58.4 – Fais attention, Maître, c’est notre gagne-pain. Garde toujours un œil sur le filet pour qu’il ne s’ouvre pas avec les secousses des poissons. Les poissons défendent leur liberté avec de forts coups de queue et s’ils sont nombreux… Tu comprends… Ce sont de petites bêtes, mais par dix, cent, mille, ils deviennent forts comme le Léviathan.” “C’est la même chose avec les fautes, Pierre. Au fond, une, ce n’est pas irréparable. Mais si, après, on ne s’arrête pas à cette “une” et si on les accumule, accumule, accumule, il arrive enfin que la petite faute, peut-être une simple omission, une simple faiblesse, devient toujours plus forte, se transforme en habitude pour finir en vice capital. Parfois on commence par un regard de concupiscence et on termine avec un adultère consommé. Parfois, c’est, en paroles, un manque de charité à l’égard d’un parent et pour finir une violence contre le prochain. Gare au début veiller pour que les fautes n’augmentent pas leur poids avec leur nombre! Elles deviennent dangereuses et toutes puissantes comme le Serpent infernal lui-même et elles vous entraînent à l’abîme de la Géhenne.”
“Tu parles bien, Maître… Mais nous sommes si faibles!”
“Attention et prière pour être fort et avoir du secours, et ferme volonté de ne pas pécher. Puis une grande confiance dans l’amoureuse justice du Père.”
“Tu dis qu’Il ne sera pas trop sévère pour le pauvre Simon?”

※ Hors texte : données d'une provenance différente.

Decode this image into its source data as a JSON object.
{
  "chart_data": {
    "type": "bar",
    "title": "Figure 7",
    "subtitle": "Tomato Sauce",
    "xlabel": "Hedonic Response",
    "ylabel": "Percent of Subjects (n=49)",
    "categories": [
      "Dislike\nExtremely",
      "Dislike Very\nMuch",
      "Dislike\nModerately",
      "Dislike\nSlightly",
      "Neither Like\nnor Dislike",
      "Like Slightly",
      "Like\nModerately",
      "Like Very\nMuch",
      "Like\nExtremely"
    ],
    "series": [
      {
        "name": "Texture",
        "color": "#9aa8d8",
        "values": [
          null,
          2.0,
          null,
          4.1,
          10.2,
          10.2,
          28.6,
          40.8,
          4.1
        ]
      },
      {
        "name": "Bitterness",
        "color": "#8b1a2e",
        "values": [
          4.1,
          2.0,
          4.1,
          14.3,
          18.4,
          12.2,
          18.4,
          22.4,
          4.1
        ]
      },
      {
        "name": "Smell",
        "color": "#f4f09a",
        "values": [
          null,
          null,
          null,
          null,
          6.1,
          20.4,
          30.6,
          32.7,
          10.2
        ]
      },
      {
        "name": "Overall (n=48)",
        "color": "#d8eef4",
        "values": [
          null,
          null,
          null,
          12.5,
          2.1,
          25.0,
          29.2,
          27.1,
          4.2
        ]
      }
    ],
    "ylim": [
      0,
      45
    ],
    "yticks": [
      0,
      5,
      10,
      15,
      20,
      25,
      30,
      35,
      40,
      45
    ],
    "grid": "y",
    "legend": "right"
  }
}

“Pour le vieux Simon, Il pouvait encore être sévère. Mais pour mon Pierre, l’homme nouveau, l’homme de son Christ… non Pierre, Lui t’aime et t’aimera.”
“Et moi?”
“Toi aussi, André; et avec toi, Jean et Jacques, Philippe et Nathanaël. Vous êtes mes premiers choisis.”
58.5 – “Il en viendra d’autres? Il y a ton cousin, et en Judée…”

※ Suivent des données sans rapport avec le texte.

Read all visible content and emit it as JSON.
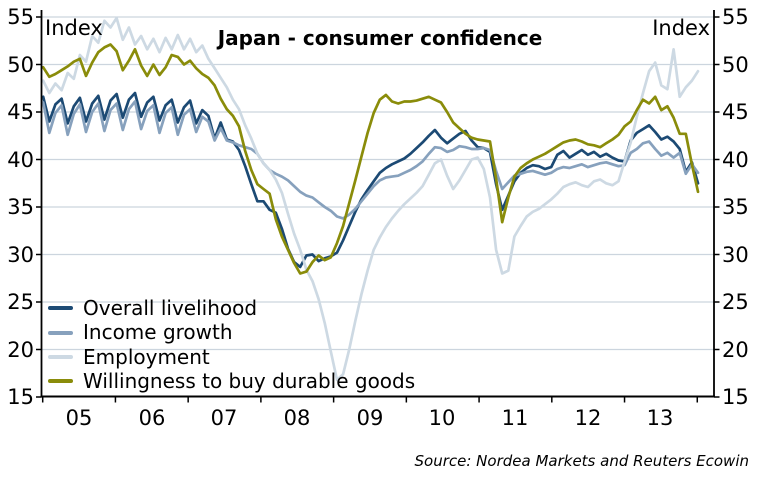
{
  "header": {
    "title": "Japan - consumer confidence",
    "index_label_left": "Index",
    "index_label_right": "Index"
  },
  "source": "Source: Nordea Markets and Reuters Ecowin",
  "chart_data": {
    "type": "line",
    "title": "Japan - consumer confidence",
    "xlabel": "",
    "ylabel": "Index",
    "ylim": [
      15,
      55
    ],
    "grid": true,
    "legend_position": "inside-bottom-left",
    "x_unit": "monthly",
    "x_start": "2005-01",
    "x_end": "2013-12",
    "x_tick_labels": [
      "05",
      "06",
      "07",
      "08",
      "09",
      "10",
      "11",
      "12",
      "13"
    ],
    "y_ticks": [
      55,
      50,
      45,
      40,
      35,
      30,
      25,
      20,
      15
    ],
    "colors": {
      "grid": "#ccd5de",
      "axis": "#000000",
      "text": "#000000"
    },
    "series": [
      {
        "name": "Overall livelihood",
        "color": "#1c4a74",
        "values": [
          46.6,
          44.0,
          45.8,
          46.4,
          43.8,
          45.6,
          46.5,
          44.0,
          45.9,
          46.7,
          44.2,
          46.2,
          46.9,
          44.4,
          46.3,
          47.0,
          44.5,
          46.0,
          46.6,
          44.1,
          45.7,
          46.3,
          43.9,
          45.5,
          46.2,
          43.8,
          45.2,
          44.6,
          42.2,
          43.9,
          42.1,
          41.9,
          41.0,
          39.3,
          37.4,
          35.6,
          35.6,
          34.7,
          34.4,
          32.7,
          30.6,
          29.2,
          28.7,
          29.9,
          30.0,
          29.3,
          29.6,
          29.8,
          30.2,
          31.5,
          33.0,
          34.5,
          35.8,
          36.8,
          37.7,
          38.6,
          39.1,
          39.5,
          39.8,
          40.1,
          40.6,
          41.2,
          41.8,
          42.5,
          43.1,
          42.3,
          41.7,
          42.2,
          42.7,
          43.0,
          42.0,
          41.3,
          41.2,
          40.8,
          37.4,
          34.7,
          36.2,
          37.7,
          38.6,
          39.1,
          39.4,
          39.3,
          39.0,
          39.2,
          40.5,
          40.9,
          40.2,
          40.6,
          41.0,
          40.5,
          40.8,
          40.3,
          40.6,
          40.2,
          39.9,
          39.8,
          42.0,
          42.8,
          43.2,
          43.6,
          42.9,
          42.1,
          42.4,
          41.9,
          41.1,
          38.7,
          39.7,
          37.5
        ]
      },
      {
        "name": "Income growth",
        "color": "#87a1bd",
        "values": [
          46.0,
          42.8,
          44.9,
          45.7,
          42.6,
          44.8,
          45.8,
          42.9,
          45.0,
          45.9,
          43.0,
          45.2,
          45.9,
          43.1,
          45.3,
          46.1,
          43.2,
          45.1,
          45.7,
          42.8,
          44.9,
          45.5,
          42.6,
          44.7,
          45.3,
          42.9,
          44.5,
          44.0,
          42.0,
          43.3,
          42.0,
          41.8,
          41.5,
          41.3,
          41.1,
          40.6,
          39.6,
          38.9,
          38.5,
          38.2,
          37.8,
          37.2,
          36.6,
          36.2,
          36.0,
          35.5,
          35.0,
          34.6,
          34.0,
          33.8,
          34.2,
          34.8,
          35.6,
          36.4,
          37.2,
          37.8,
          38.1,
          38.2,
          38.3,
          38.6,
          38.9,
          39.3,
          39.8,
          40.6,
          41.3,
          41.2,
          40.8,
          41.0,
          41.4,
          41.3,
          41.1,
          41.1,
          41.2,
          41.0,
          38.8,
          36.9,
          37.6,
          38.3,
          38.5,
          38.7,
          38.8,
          38.6,
          38.4,
          38.6,
          39.0,
          39.2,
          39.1,
          39.3,
          39.5,
          39.2,
          39.4,
          39.6,
          39.7,
          39.5,
          39.3,
          39.4,
          40.7,
          41.1,
          41.7,
          41.9,
          41.1,
          40.4,
          40.7,
          40.2,
          40.7,
          38.5,
          39.5,
          38.6
        ]
      },
      {
        "name": "Employment",
        "color": "#cdd9e3",
        "values": [
          48.3,
          47.0,
          48.0,
          47.3,
          49.1,
          48.5,
          51.0,
          50.3,
          53.0,
          52.3,
          54.6,
          53.9,
          54.9,
          52.6,
          53.9,
          52.1,
          53.0,
          51.6,
          52.7,
          51.3,
          52.8,
          51.6,
          53.1,
          51.6,
          52.7,
          51.3,
          52.0,
          50.6,
          49.6,
          48.6,
          47.6,
          46.3,
          45.3,
          43.6,
          42.2,
          40.6,
          39.6,
          38.9,
          37.9,
          36.5,
          34.3,
          32.2,
          30.5,
          28.4,
          27.2,
          25.3,
          22.8,
          19.8,
          16.8,
          17.4,
          20.0,
          23.0,
          25.8,
          28.3,
          30.5,
          31.8,
          32.9,
          33.8,
          34.6,
          35.3,
          35.9,
          36.5,
          37.2,
          38.4,
          39.6,
          40.0,
          38.3,
          36.9,
          37.8,
          38.9,
          40.0,
          40.2,
          39.0,
          36.0,
          30.5,
          28.0,
          28.3,
          31.9,
          33.0,
          34.0,
          34.5,
          34.8,
          35.3,
          35.8,
          36.4,
          37.1,
          37.4,
          37.6,
          37.3,
          37.1,
          37.7,
          37.9,
          37.5,
          37.3,
          37.7,
          39.8,
          41.8,
          44.5,
          47.0,
          49.3,
          50.2,
          47.8,
          47.4,
          51.6,
          46.6,
          47.6,
          48.3,
          49.3
        ]
      },
      {
        "name": "Willingness to buy durable goods",
        "color": "#8a8c0a",
        "values": [
          49.7,
          48.7,
          49.0,
          49.4,
          49.8,
          50.3,
          50.6,
          48.8,
          50.2,
          51.3,
          51.8,
          52.1,
          51.4,
          49.4,
          50.4,
          51.6,
          49.9,
          48.8,
          50.0,
          48.9,
          49.7,
          51.0,
          50.8,
          50.0,
          50.4,
          49.6,
          49.0,
          48.6,
          47.8,
          46.4,
          45.3,
          44.6,
          43.5,
          40.9,
          38.9,
          37.4,
          36.9,
          36.4,
          33.7,
          31.9,
          30.5,
          29.1,
          28.0,
          28.2,
          29.2,
          29.9,
          29.4,
          29.7,
          31.2,
          33.0,
          35.4,
          37.8,
          40.3,
          42.8,
          44.9,
          46.3,
          46.8,
          46.1,
          45.9,
          46.1,
          46.1,
          46.2,
          46.4,
          46.6,
          46.3,
          46.0,
          45.0,
          43.9,
          43.3,
          42.7,
          42.3,
          42.1,
          42.0,
          41.9,
          38.0,
          33.4,
          36.0,
          38.2,
          39.1,
          39.6,
          40.0,
          40.3,
          40.6,
          41.0,
          41.4,
          41.8,
          42.0,
          42.1,
          41.9,
          41.6,
          41.5,
          41.3,
          41.7,
          42.1,
          42.6,
          43.5,
          44.0,
          45.2,
          46.3,
          45.9,
          46.6,
          45.2,
          45.6,
          44.4,
          42.7,
          42.7,
          39.5,
          36.6
        ]
      }
    ]
  }
}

“Oh! beaucoup! Mon Royaume est ouvert à tout le genre humain, et en vérité je te dis que plus abondante que la plus abondante de tes pêches sera la mienne, au cours de la nuit des siècles… que chaque siècle est une nuit où le guide et la lumière n’est pas la pure lumière d’Orion ni celle de la lune qui accompagne les navigateurs, mais la parole du Christ et la Grâce qui de Lui viendra. Cette nuit connaîtra l’aurore d’un jour sans couchant, d’une lumière dans laquelle tous les fidèles vivront, d’un soleil qui revêtira les élus et les fera beaux, éternels, heureux comme des dieux. Des dieux inférieurs au Père dont ils sont les fils et semblables à Moi… Vous ne pouvez maintenant comprendre, mais en vérité, je vous dis que votre vie chrétienne vous procurera la ressemblance avec votre Maître et ce seront les mêmes signes qui vous feront resplendir dans le Ciel. Eh bien, j’aurai, malgré la haine de Satan et la faible volonté de l’homme, une pêche plus abondante que la tienne.”